Been there, done that, with reversed directions obviously. The nice thing is that Berlin-Seattle doesn't take much longer than flying into Newark or Dulles, and I found the ten-hour time shift is actually easier to deal with than the six hours on the East Coast; you just exchange the night's sleep with an afternoon nap on the first day, then you're pretty good.
I second Rick Lee's suggestions, including the KZ Dora-Nordhausen memorial site which is near my home region; an advantage is that you go southwest from Berlin on Autobahns 9 and 38, which in my experience is preferable to A 2 further north (most of the current roadwork sites should be gone by February). Alternately, staying on A 9 after Halle/Leipzig Airport will take you to Nuremberg and Munich.
Berlin Tourist Central is centered on the Brandenburg Gate, with the Reichstag, Museum Island, Checkpoint Charlie with the Wall Museum and Holocaust Memorial all in walking distance. The "Topography of Terror" at the former Gestapo headquarters is also close to the last two, though only some basement cells remain of the complex and the exhibition is text-heavy. I no longer work at the Reichstag, but you can make a reservation to go to the dome at a shop across the road, then come back two hours later or so and go through security. It has the second-best look over Berlin, and is free (the best look is from the observation deck of the TV tower on Alexanderplatz, but they charge you an arm and a leg).

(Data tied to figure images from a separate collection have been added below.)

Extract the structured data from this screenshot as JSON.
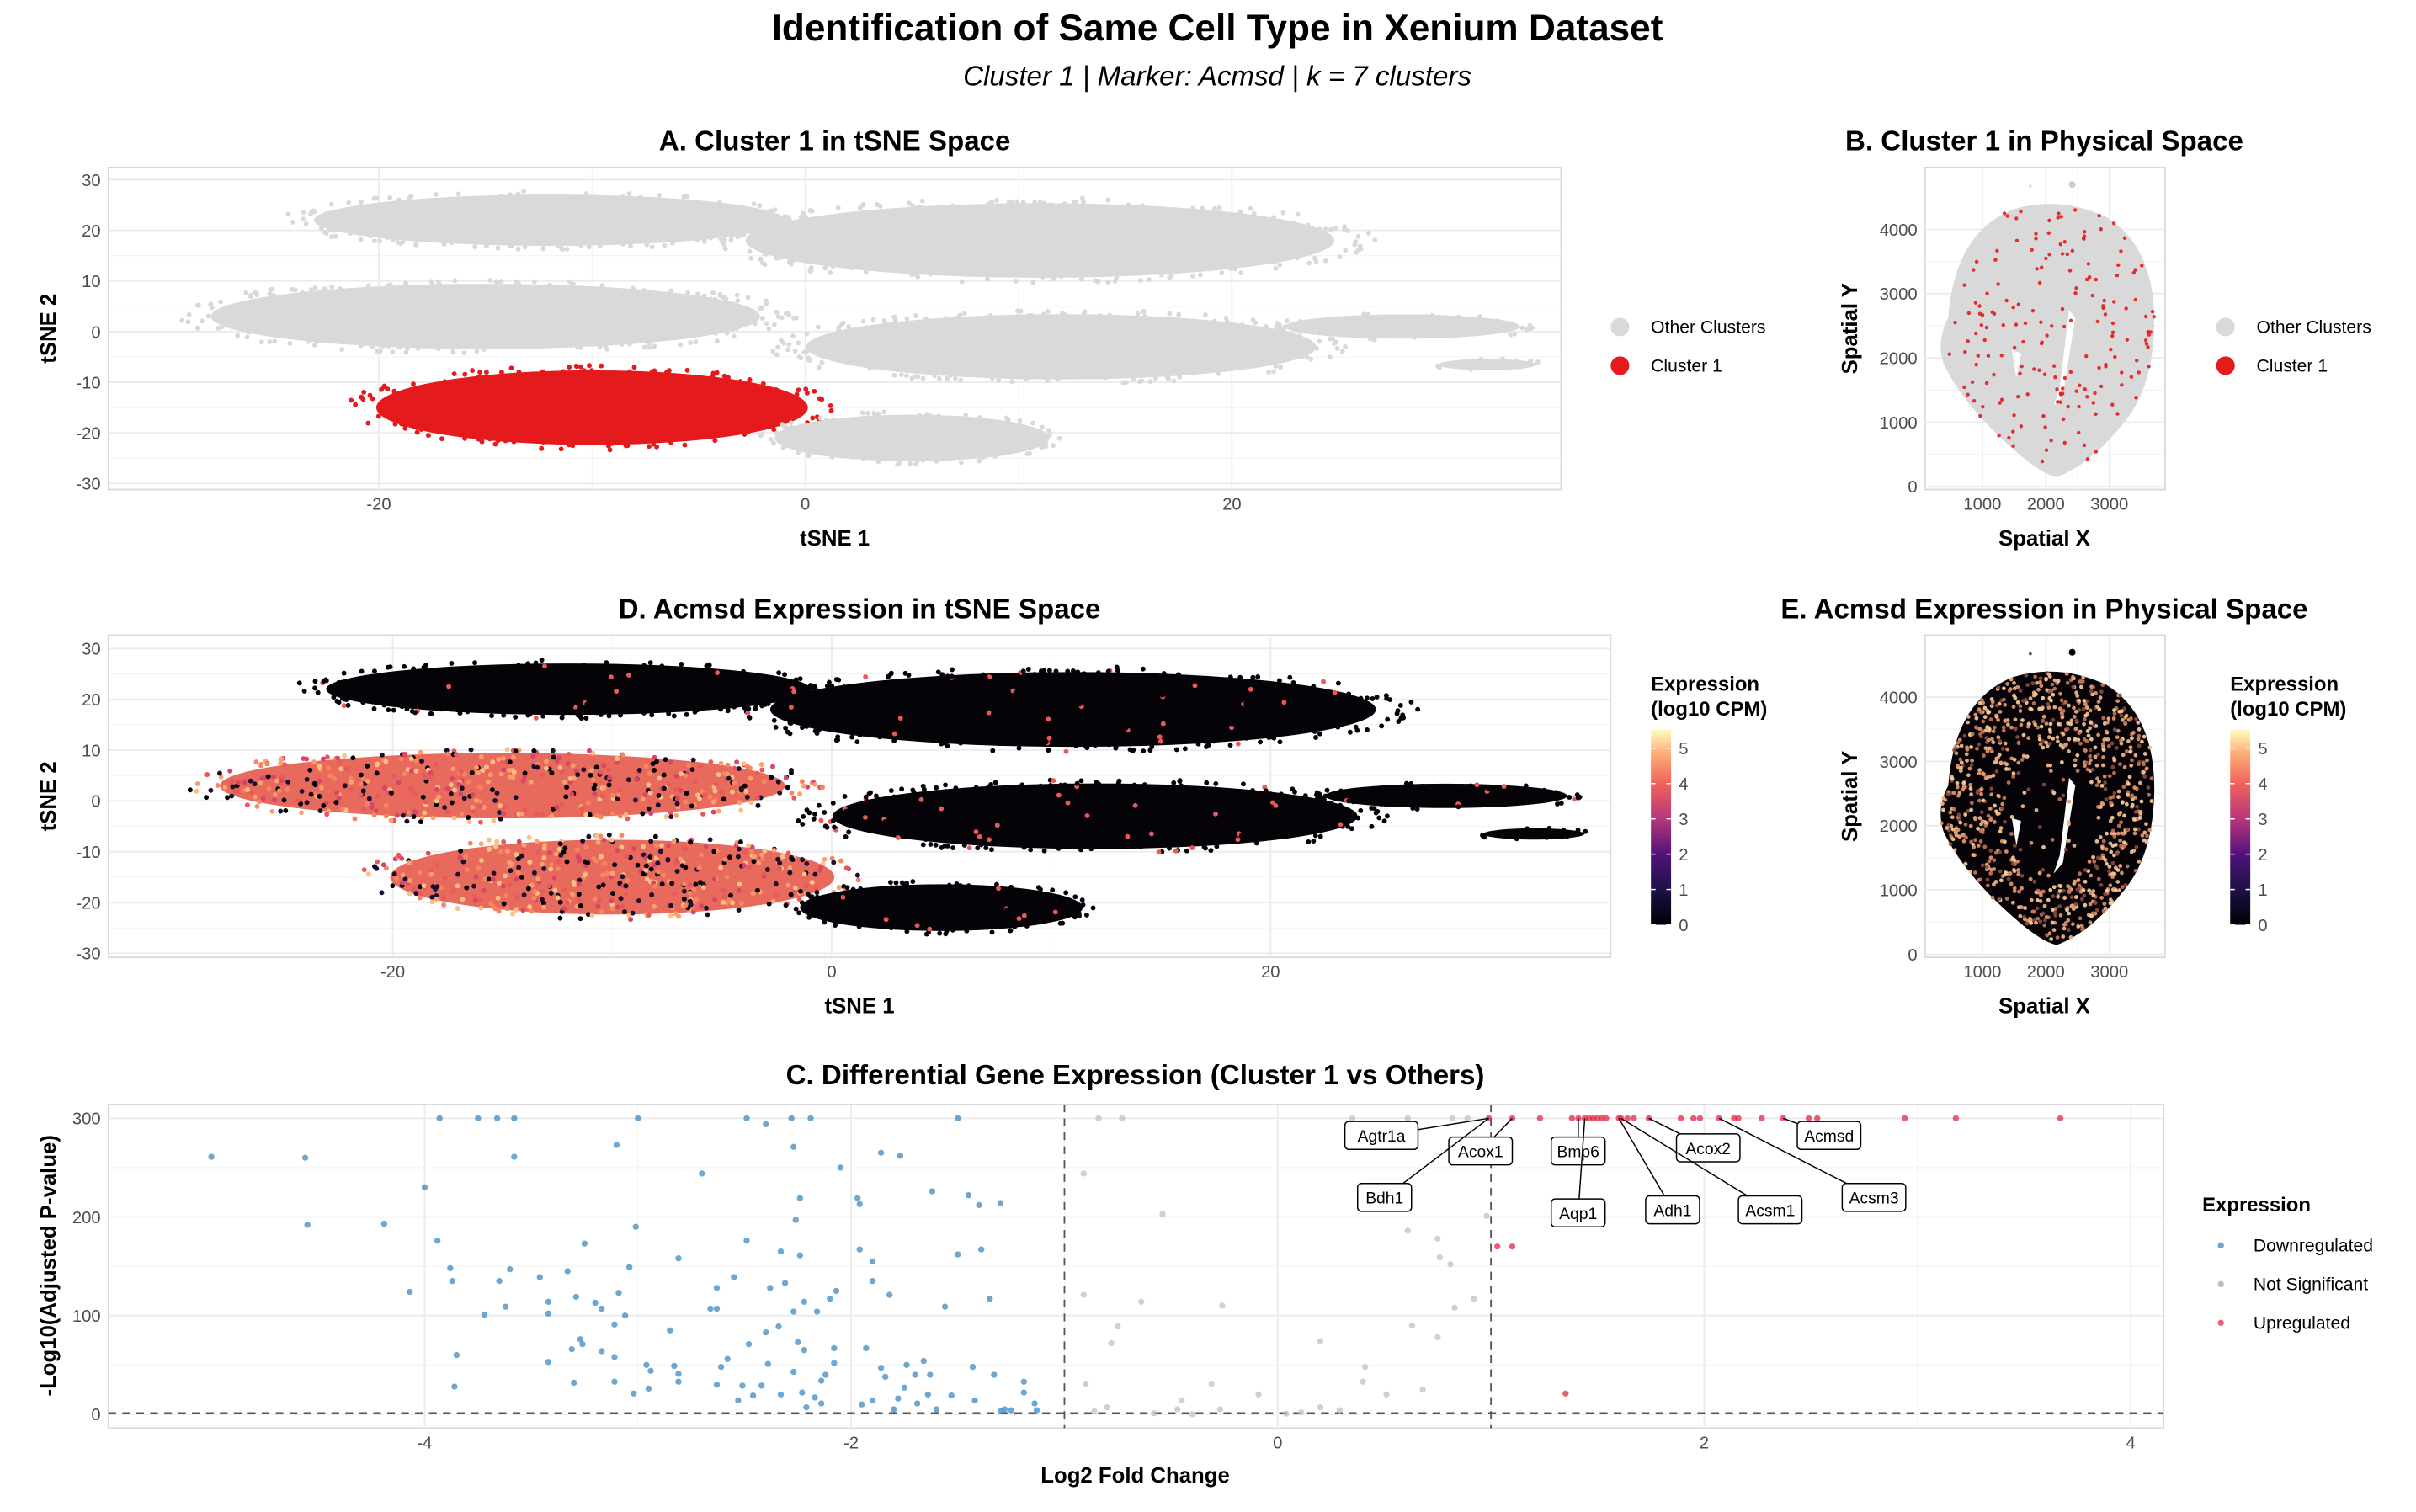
{
  "title": "Identification of Same Cell Type in Xenium Dataset",
  "subtitle": "Cluster 1 | Marker: Acmsd | k = 7 clusters",
  "colors": {
    "cluster1": "#e41a1c",
    "other_clusters": "#d9d9d9",
    "downregulated": "#3182bd",
    "not_significant": "#bdbdbd",
    "upregulated": "#e41a3c",
    "colorscale": "magma"
  },
  "panels": {
    "A": {
      "title": "A. Cluster 1 in tSNE Space",
      "xlabel": "tSNE 1",
      "ylabel": "tSNE 2",
      "xticks": [
        -20,
        0,
        20
      ],
      "yticks": [
        -30,
        -20,
        -10,
        0,
        10,
        20,
        30
      ],
      "legend": [
        "Other Clusters",
        "Cluster 1"
      ]
    },
    "B": {
      "title": "B. Cluster 1 in Physical Space",
      "xlabel": "Spatial X",
      "ylabel": "Spatial Y",
      "xticks": [
        1000,
        2000,
        3000
      ],
      "yticks": [
        0,
        1000,
        2000,
        3000,
        4000
      ],
      "legend": [
        "Other Clusters",
        "Cluster 1"
      ]
    },
    "D": {
      "title": "D. Acmsd Expression in tSNE Space",
      "xlabel": "tSNE 1",
      "ylabel": "tSNE 2",
      "xticks": [
        -20,
        0,
        20
      ],
      "yticks": [
        -30,
        -20,
        -10,
        0,
        10,
        20,
        30
      ],
      "legend_title_1": "Expression",
      "legend_title_2": "(log10 CPM)",
      "colorbar_ticks": [
        0,
        1,
        2,
        3,
        4,
        5
      ]
    },
    "E": {
      "title": "E. Acmsd Expression in Physical Space",
      "xlabel": "Spatial X",
      "ylabel": "Spatial Y",
      "xticks": [
        1000,
        2000,
        3000
      ],
      "yticks": [
        0,
        1000,
        2000,
        3000,
        4000
      ],
      "legend_title_1": "Expression",
      "legend_title_2": "(log10 CPM)",
      "colorbar_ticks": [
        0,
        1,
        2,
        3,
        4,
        5
      ]
    }
  },
  "chart_data": [
    {
      "type": "scatter",
      "title": "C. Differential Gene Expression (Cluster 1 vs Others)",
      "xlabel": "Log2 Fold Change",
      "ylabel": "-Log10(Adjusted P-value)",
      "xlim": [
        -5.4,
        4.1
      ],
      "ylim": [
        -15,
        315
      ],
      "xticks": [
        -4,
        -2,
        0,
        2,
        4
      ],
      "yticks": [
        0,
        100,
        200,
        300
      ],
      "grid": true,
      "threshold_lines": {
        "log2fc": [
          -1,
          1
        ],
        "neg_log10_p": 1.3
      },
      "legend_title": "Expression",
      "legend_position": "right",
      "series": [
        {
          "name": "Downregulated",
          "color": "#3182bd",
          "points": [
            [
              -5.0,
              261
            ],
            [
              -4.56,
              260
            ],
            [
              -4.55,
              192
            ],
            [
              -4.19,
              193
            ],
            [
              -4.0,
              230
            ],
            [
              -3.93,
              300
            ],
            [
              -3.75,
              300
            ],
            [
              -3.66,
              300
            ],
            [
              -3.58,
              300
            ],
            [
              -3.58,
              261
            ],
            [
              -3.94,
              176
            ],
            [
              -3.88,
              148
            ],
            [
              -3.87,
              135
            ],
            [
              -4.07,
              124
            ],
            [
              -3.85,
              60
            ],
            [
              -3.86,
              28
            ],
            [
              -3.72,
              101
            ],
            [
              -3.65,
              135
            ],
            [
              -3.62,
              109
            ],
            [
              -3.6,
              147
            ],
            [
              -3.46,
              139
            ],
            [
              -3.42,
              114
            ],
            [
              -3.42,
              102
            ],
            [
              -3.42,
              53
            ],
            [
              -3.33,
              145
            ],
            [
              -3.29,
              119
            ],
            [
              -3.25,
              173
            ],
            [
              -3.27,
              76
            ],
            [
              -3.26,
              71
            ],
            [
              -3.31,
              66
            ],
            [
              -3.3,
              32
            ],
            [
              -3.2,
              113
            ],
            [
              -3.17,
              64
            ],
            [
              -3.17,
              107
            ],
            [
              -3.1,
              273
            ],
            [
              -3.09,
              123
            ],
            [
              -3.06,
              100
            ],
            [
              -3.11,
              91
            ],
            [
              -3.11,
              58
            ],
            [
              -3.11,
              33
            ],
            [
              -3.04,
              149
            ],
            [
              -3.01,
              190
            ],
            [
              -3.0,
              300
            ],
            [
              -3.02,
              21
            ],
            [
              -2.96,
              50
            ],
            [
              -2.94,
              44
            ],
            [
              -2.95,
              26
            ],
            [
              -2.85,
              85
            ],
            [
              -2.83,
              49
            ],
            [
              -2.81,
              41
            ],
            [
              -2.81,
              33
            ],
            [
              -2.81,
              158
            ],
            [
              -2.7,
              244
            ],
            [
              -2.66,
              107
            ],
            [
              -2.63,
              107
            ],
            [
              -2.63,
              128
            ],
            [
              -2.63,
              30
            ],
            [
              -2.61,
              48
            ],
            [
              -2.58,
              56
            ],
            [
              -2.55,
              139
            ],
            [
              -2.53,
              14
            ],
            [
              -2.51,
              29
            ],
            [
              -2.49,
              300
            ],
            [
              -2.48,
              71
            ],
            [
              -2.49,
              176
            ],
            [
              -2.46,
              19
            ],
            [
              -2.42,
              29
            ],
            [
              -2.4,
              83
            ],
            [
              -2.4,
              294
            ],
            [
              -2.39,
              51
            ],
            [
              -2.38,
              128
            ],
            [
              -2.34,
              89
            ],
            [
              -2.33,
              165
            ],
            [
              -2.33,
              20
            ],
            [
              -2.31,
              133
            ],
            [
              -2.28,
              300
            ],
            [
              -2.27,
              271
            ],
            [
              -2.27,
              43
            ],
            [
              -2.27,
              104
            ],
            [
              -2.25,
              73
            ],
            [
              -2.26,
              197
            ],
            [
              -2.24,
              219
            ],
            [
              -2.24,
              161
            ],
            [
              -2.23,
              22
            ],
            [
              -2.22,
              65
            ],
            [
              -2.22,
              114
            ],
            [
              -2.21,
              7
            ],
            [
              -2.19,
              300
            ],
            [
              -2.17,
              17
            ],
            [
              -2.16,
              104
            ],
            [
              -2.14,
              11
            ],
            [
              -2.14,
              34
            ],
            [
              -2.12,
              40
            ],
            [
              -2.1,
              117
            ],
            [
              -2.08,
              67
            ],
            [
              -2.08,
              52
            ],
            [
              -2.07,
              125
            ],
            [
              -2.05,
              250
            ],
            [
              -1.97,
              219
            ],
            [
              -1.96,
              213
            ],
            [
              -1.96,
              167
            ],
            [
              -1.95,
              10
            ],
            [
              -1.93,
              67
            ],
            [
              -1.9,
              155
            ],
            [
              -1.9,
              135
            ],
            [
              -1.9,
              14
            ],
            [
              -1.86,
              265
            ],
            [
              -1.86,
              47
            ],
            [
              -1.82,
              121
            ],
            [
              -1.84,
              38
            ],
            [
              -1.8,
              5
            ],
            [
              -1.78,
              16
            ],
            [
              -1.77,
              262
            ],
            [
              -1.75,
              27
            ],
            [
              -1.74,
              50
            ],
            [
              -1.7,
              40
            ],
            [
              -1.69,
              11
            ],
            [
              -1.66,
              54
            ],
            [
              -1.64,
              20
            ],
            [
              -1.63,
              40
            ],
            [
              -1.62,
              226
            ],
            [
              -1.6,
              5
            ],
            [
              -1.56,
              109
            ],
            [
              -1.53,
              19
            ],
            [
              -1.5,
              162
            ],
            [
              -1.5,
              300
            ],
            [
              -1.45,
              222
            ],
            [
              -1.43,
              48
            ],
            [
              -1.42,
              14
            ],
            [
              -1.4,
              212
            ],
            [
              -1.39,
              167
            ],
            [
              -1.35,
              117
            ],
            [
              -1.33,
              40
            ],
            [
              -1.3,
              214
            ],
            [
              -1.28,
              5
            ],
            [
              -1.25,
              4
            ],
            [
              -1.19,
              33
            ],
            [
              -1.19,
              22
            ],
            [
              -1.14,
              11
            ],
            [
              -1.13,
              4
            ],
            [
              -1.3,
              3
            ]
          ]
        },
        {
          "name": "Not Significant",
          "color": "#bdbdbd",
          "points": [
            [
              -0.84,
              300
            ],
            [
              -0.73,
              300
            ],
            [
              -0.91,
              244
            ],
            [
              -0.54,
              203
            ],
            [
              -0.91,
              121
            ],
            [
              -0.64,
              114
            ],
            [
              -0.26,
              110
            ],
            [
              -0.75,
              89
            ],
            [
              -0.78,
              72
            ],
            [
              -0.9,
              31
            ],
            [
              -0.31,
              31
            ],
            [
              -0.09,
              20
            ],
            [
              -0.45,
              14
            ],
            [
              -0.8,
              7
            ],
            [
              -0.47,
              5
            ],
            [
              -0.27,
              5
            ],
            [
              -0.4,
              0
            ],
            [
              0.04,
              0.5
            ],
            [
              0.11,
              2
            ],
            [
              0.2,
              7
            ],
            [
              0.2,
              74
            ],
            [
              0.29,
              4
            ],
            [
              0.35,
              300
            ],
            [
              0.61,
              300
            ],
            [
              0.82,
              300
            ],
            [
              0.89,
              300
            ],
            [
              0.41,
              48
            ],
            [
              0.4,
              33
            ],
            [
              0.51,
              20
            ],
            [
              0.61,
              186
            ],
            [
              0.75,
              178
            ],
            [
              0.76,
              159
            ],
            [
              0.81,
              152
            ],
            [
              0.92,
              117
            ],
            [
              0.83,
              108
            ],
            [
              0.63,
              90
            ],
            [
              0.75,
              78
            ],
            [
              0.68,
              25
            ],
            [
              0.98,
              201
            ],
            [
              -0.86,
              3
            ],
            [
              -0.58,
              1
            ]
          ]
        },
        {
          "name": "Upregulated",
          "color": "#e41a3c",
          "points": [
            [
              0.99,
              300
            ],
            [
              1.1,
              300
            ],
            [
              1.23,
              300
            ],
            [
              1.38,
              300
            ],
            [
              1.41,
              300
            ],
            [
              1.44,
              300
            ],
            [
              1.46,
              300
            ],
            [
              1.48,
              300
            ],
            [
              1.5,
              300
            ],
            [
              1.52,
              300
            ],
            [
              1.54,
              300
            ],
            [
              1.6,
              300
            ],
            [
              1.61,
              300
            ],
            [
              1.64,
              300
            ],
            [
              1.67,
              300
            ],
            [
              1.74,
              300
            ],
            [
              1.89,
              300
            ],
            [
              1.95,
              300
            ],
            [
              1.98,
              300
            ],
            [
              2.07,
              300
            ],
            [
              2.14,
              300
            ],
            [
              2.16,
              300
            ],
            [
              2.27,
              300
            ],
            [
              2.37,
              300
            ],
            [
              2.49,
              300
            ],
            [
              2.53,
              300
            ],
            [
              2.94,
              300
            ],
            [
              3.18,
              300
            ],
            [
              3.67,
              300
            ],
            [
              1.03,
              170
            ],
            [
              1.1,
              170
            ],
            [
              1.35,
              21
            ]
          ]
        }
      ],
      "labels": [
        {
          "gene": "Agtr1a",
          "x": 0.99,
          "y": 300
        },
        {
          "gene": "Acox1",
          "x": 1.1,
          "y": 300
        },
        {
          "gene": "Bdh1",
          "x": 0.99,
          "y": 300
        },
        {
          "gene": "Bmp6",
          "x": 1.41,
          "y": 300
        },
        {
          "gene": "Aqp1",
          "x": 1.44,
          "y": 300
        },
        {
          "gene": "Adh1",
          "x": 1.6,
          "y": 300
        },
        {
          "gene": "Acox2",
          "x": 1.74,
          "y": 300
        },
        {
          "gene": "Acsm1",
          "x": 1.61,
          "y": 300
        },
        {
          "gene": "Acmsd",
          "x": 2.37,
          "y": 300
        },
        {
          "gene": "Acsm3",
          "x": 2.07,
          "y": 300
        }
      ]
    }
  ]
}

There are hop-on, hop-off narrated bus round tours of the city for which you can't escape canvassing; also boat tours on the River Spree, though February is not the best time for that. Potsdamer Platz with the distinctive Sony Center is a cinematic and gastronomic hotspot with several theaters, the movie museum and lots of restaurants, including one of two competing "House of the Thousand Beers". There are two places to see remnants of the Berlin Wall, the memorial site on Bernauer Straße which recreates a section of the full barriers, and the East Side Gallery with spraypaint artwork not far from my place.
If you are willing to get a little more out of the way for history, do a tour of the former Humboldthain flak tower, visit the biggest Soviet war memorial and cemetry outside the fUSSR in Treptower Park, former Tempelhof Airport with the Berlin Airlift Memorial (the airfield is now a recreational area, with some part used for a refugee container camp, and the distinctive hangar and terminal still used for historic movie shots once in a while), and the Allied Museum out southwest on Clayallee, opposite the former US headquarters; it's a small but nice site depicting the history of allied forces in Berlin, including the original Checkpoint Charlie control hut (the one on location today is a copy).
Overall, I would plan at least four days for Berlin alone. Outside that, if you were to spend just one day in German museums, I would recommend the twin technical museums of Sinsheim and Speyer, near Heidelberg. They have basically everything, including a Concorde and Soviet Tu-144 SST as well as a Buran space shuttle, historic cars and fire engines, locomotives, armored vehicles, some boats and submarines. Koblenz is also nice, though the Rhine-Mosel confluence with the Kaiser Wilhelm Memorial and Ehrenbreitstein Fortress across the river, or a Rhine Valley cruise, will not be so spectacular in February. The town also has the Bundeswehr's technical studies collection though, with lots of exotic weapons all the way from small arms to artillery, armored vehicles and aircraft.
Being in that area also sets you on an easy course for France. Since you mentioned the Maginot Line, I would recommend Fort Hackenberg north of Metz; they have regular multi-lingual tours, including in English. I would strongly urge to go on to Verdun with the French national cemetery, WW I monument and ossuary, Fort Douaumont, "Trench of Bayonets" and war museum; together, both sites will cover a day, and you will have a proper historic base of knowledge for the First World War before going on to Normandy and the events of the Second, which ultimately resulted from it.